In January, a friend sent me a poem by John O’Donohue called “A Blessing for a Friend on the Arrival of Illness.” The poem wishes the friend the courage to “embrace this illness as a teacher”, the wisdom

“to listen to your illness,
ask it why it came,
why it chose your friendship,
where it wants to take you,
what it wants you to know.”

I appreciated the sentiment – after all, this was very much how I had come to relate to my long covid – but I thought its relevance to my future was limited. I thought I was done learning the lessons long covid came to teach me, and – perhaps because of that – I thought I was nearly done with long covid. As it turned out, I was wrong on both counts.

After my symptoms dramatically lifted late last year (apparently this is called a “remission event”), my doctors expected my residual fatigue to resolve within “weeks or months”. Ironically, the belief that a full recovery was just around the corner led to me constantly overdoing things, which ultimately slowed me down. Just because I suddenly could push through fatigue again, that didn’t mean I should. I thought long covid had taught me patience, but I was still far too impatient to have it out of my life.

Clearly, this illness does still have things to teach me. And anyway, not everyone magically gets better as soon as they’ve learned their lessons, because life isn’t a fairytale. At the moment, I’m making good progress and am cautiously optimistic. But after a year of riding the long covid rollercoaster, I’ve learned not to take anything for granted. My relationship with this illness is not over yet.
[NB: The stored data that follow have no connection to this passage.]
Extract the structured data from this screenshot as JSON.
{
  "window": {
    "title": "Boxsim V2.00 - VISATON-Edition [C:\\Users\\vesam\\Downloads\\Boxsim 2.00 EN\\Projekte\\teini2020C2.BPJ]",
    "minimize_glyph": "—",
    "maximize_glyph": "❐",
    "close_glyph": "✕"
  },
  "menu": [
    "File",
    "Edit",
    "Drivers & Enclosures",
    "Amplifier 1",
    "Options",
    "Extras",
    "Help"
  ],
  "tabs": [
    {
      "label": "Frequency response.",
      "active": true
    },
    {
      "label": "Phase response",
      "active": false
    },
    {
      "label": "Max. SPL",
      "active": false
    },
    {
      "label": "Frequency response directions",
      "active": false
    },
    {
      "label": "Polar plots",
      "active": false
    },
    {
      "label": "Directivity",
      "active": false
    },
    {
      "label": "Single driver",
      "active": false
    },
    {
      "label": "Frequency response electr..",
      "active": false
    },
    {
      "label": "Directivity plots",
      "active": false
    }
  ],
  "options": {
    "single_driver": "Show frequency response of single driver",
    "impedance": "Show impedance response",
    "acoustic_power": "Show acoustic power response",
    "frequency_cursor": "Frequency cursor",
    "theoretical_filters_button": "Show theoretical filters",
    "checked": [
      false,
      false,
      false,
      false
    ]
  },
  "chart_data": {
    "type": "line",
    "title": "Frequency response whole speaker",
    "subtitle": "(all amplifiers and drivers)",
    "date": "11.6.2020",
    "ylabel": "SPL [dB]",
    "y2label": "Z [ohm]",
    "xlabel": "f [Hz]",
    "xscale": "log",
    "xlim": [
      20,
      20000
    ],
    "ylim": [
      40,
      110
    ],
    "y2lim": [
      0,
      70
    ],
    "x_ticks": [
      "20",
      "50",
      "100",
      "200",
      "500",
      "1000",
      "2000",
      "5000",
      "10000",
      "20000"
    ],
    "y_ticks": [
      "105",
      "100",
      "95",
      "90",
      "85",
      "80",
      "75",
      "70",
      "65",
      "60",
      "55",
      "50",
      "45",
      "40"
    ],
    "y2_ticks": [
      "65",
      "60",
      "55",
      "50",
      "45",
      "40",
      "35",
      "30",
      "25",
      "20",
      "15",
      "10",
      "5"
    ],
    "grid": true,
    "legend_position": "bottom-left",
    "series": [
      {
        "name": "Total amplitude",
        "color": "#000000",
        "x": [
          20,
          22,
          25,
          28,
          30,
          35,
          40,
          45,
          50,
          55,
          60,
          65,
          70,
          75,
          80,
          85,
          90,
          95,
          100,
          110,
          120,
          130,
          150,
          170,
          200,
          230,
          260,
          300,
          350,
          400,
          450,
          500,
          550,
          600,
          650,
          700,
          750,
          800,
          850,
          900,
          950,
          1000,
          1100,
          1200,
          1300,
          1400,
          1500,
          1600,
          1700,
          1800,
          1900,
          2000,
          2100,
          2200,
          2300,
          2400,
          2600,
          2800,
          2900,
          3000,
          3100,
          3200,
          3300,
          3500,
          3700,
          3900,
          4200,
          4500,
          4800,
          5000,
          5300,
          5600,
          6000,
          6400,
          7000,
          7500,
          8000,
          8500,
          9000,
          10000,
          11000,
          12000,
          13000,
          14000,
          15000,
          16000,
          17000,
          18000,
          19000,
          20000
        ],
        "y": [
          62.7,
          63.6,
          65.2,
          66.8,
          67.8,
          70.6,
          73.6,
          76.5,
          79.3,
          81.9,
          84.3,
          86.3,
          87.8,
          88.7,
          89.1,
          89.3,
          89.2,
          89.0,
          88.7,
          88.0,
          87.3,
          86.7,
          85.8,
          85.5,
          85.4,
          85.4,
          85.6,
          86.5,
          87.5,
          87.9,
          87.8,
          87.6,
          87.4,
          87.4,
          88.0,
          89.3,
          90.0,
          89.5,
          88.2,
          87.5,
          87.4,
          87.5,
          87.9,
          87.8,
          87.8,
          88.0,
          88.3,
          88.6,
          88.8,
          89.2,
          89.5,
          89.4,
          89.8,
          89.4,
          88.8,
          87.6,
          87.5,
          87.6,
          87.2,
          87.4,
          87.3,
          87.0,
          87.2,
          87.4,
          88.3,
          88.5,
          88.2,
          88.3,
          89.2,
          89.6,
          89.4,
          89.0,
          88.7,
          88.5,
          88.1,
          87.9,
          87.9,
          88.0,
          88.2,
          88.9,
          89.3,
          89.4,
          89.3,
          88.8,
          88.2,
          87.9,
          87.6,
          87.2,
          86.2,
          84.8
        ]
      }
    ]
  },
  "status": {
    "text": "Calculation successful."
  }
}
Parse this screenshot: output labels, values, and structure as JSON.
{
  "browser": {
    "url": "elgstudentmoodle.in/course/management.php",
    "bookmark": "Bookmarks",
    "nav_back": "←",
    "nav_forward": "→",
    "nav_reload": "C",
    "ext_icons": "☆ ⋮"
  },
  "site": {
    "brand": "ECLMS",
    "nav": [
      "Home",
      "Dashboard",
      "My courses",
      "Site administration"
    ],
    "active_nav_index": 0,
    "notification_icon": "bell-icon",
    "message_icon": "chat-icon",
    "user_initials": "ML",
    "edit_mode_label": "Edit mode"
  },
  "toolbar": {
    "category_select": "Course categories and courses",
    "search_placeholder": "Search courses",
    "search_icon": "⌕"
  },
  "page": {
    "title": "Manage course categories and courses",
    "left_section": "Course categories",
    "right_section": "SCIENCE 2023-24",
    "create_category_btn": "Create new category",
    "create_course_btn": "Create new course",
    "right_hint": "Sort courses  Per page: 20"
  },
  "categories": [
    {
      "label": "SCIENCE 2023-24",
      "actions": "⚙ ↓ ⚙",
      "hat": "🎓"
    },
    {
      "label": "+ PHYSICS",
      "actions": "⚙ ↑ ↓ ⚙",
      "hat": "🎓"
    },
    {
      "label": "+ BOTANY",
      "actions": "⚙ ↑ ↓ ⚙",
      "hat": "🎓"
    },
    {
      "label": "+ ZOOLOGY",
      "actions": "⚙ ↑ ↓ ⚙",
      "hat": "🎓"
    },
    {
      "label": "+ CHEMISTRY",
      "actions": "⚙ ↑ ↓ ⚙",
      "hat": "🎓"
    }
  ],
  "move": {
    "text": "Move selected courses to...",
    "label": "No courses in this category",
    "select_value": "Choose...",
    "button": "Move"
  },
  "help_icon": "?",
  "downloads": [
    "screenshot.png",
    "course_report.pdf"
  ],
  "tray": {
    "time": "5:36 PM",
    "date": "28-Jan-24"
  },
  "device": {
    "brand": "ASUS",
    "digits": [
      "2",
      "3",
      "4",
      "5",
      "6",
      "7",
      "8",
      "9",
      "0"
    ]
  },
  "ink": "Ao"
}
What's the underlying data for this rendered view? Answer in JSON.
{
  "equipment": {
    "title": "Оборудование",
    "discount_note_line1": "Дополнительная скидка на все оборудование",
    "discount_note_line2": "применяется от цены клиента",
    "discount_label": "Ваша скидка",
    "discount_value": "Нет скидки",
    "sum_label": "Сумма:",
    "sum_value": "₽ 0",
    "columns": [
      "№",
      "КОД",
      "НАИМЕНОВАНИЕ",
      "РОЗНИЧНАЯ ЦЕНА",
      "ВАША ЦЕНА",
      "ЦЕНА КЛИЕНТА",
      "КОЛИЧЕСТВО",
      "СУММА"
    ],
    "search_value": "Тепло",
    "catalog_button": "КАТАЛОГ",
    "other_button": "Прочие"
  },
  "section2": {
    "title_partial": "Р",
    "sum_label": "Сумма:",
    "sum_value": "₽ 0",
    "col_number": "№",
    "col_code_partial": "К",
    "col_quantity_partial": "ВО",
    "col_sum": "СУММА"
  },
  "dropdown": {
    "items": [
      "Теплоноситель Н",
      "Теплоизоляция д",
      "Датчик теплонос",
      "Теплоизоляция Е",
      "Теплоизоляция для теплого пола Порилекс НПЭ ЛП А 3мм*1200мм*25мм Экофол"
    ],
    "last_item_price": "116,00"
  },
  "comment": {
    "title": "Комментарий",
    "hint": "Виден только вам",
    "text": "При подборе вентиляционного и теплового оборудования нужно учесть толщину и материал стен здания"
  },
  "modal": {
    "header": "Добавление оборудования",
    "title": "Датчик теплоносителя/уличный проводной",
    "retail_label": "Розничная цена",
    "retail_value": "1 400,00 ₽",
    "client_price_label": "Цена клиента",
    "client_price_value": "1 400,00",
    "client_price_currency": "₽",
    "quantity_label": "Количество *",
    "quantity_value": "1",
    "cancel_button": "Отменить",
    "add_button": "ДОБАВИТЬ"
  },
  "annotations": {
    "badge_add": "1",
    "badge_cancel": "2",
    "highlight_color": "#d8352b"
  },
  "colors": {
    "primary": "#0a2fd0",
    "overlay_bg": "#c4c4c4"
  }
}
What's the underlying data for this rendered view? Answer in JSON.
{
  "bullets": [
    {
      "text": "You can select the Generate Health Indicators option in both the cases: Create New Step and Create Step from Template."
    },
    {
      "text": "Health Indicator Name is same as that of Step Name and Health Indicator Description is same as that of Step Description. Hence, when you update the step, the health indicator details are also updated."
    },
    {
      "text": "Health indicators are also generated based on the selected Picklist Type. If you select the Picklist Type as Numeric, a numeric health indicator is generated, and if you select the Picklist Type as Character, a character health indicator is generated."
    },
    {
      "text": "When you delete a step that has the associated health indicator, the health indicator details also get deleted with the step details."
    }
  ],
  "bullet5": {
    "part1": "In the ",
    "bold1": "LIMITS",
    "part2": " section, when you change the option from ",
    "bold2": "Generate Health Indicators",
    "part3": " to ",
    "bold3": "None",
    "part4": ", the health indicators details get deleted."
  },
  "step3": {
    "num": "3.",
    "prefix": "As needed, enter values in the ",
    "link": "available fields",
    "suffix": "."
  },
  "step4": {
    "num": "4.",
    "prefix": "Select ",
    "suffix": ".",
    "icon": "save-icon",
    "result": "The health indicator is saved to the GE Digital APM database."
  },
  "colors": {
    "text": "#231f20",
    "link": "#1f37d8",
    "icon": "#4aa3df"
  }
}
It might seem strange to describe this relationship as a “friendship”. Like a lot of good friends, long covid is undoubtedly a royal pain in the arse. Like a lot of good friends, it has told me some unwelcome home truths. But, like all the best friends, it has told me the truths I needed to hear, and I think it has made me a better person.

So: happy anniversary, long covid. I can’t say with my hand on my heart that I hope we’ll see many more – but if we do, then that is okay. I’ve learned to love you, warts and all. And I’m still listening.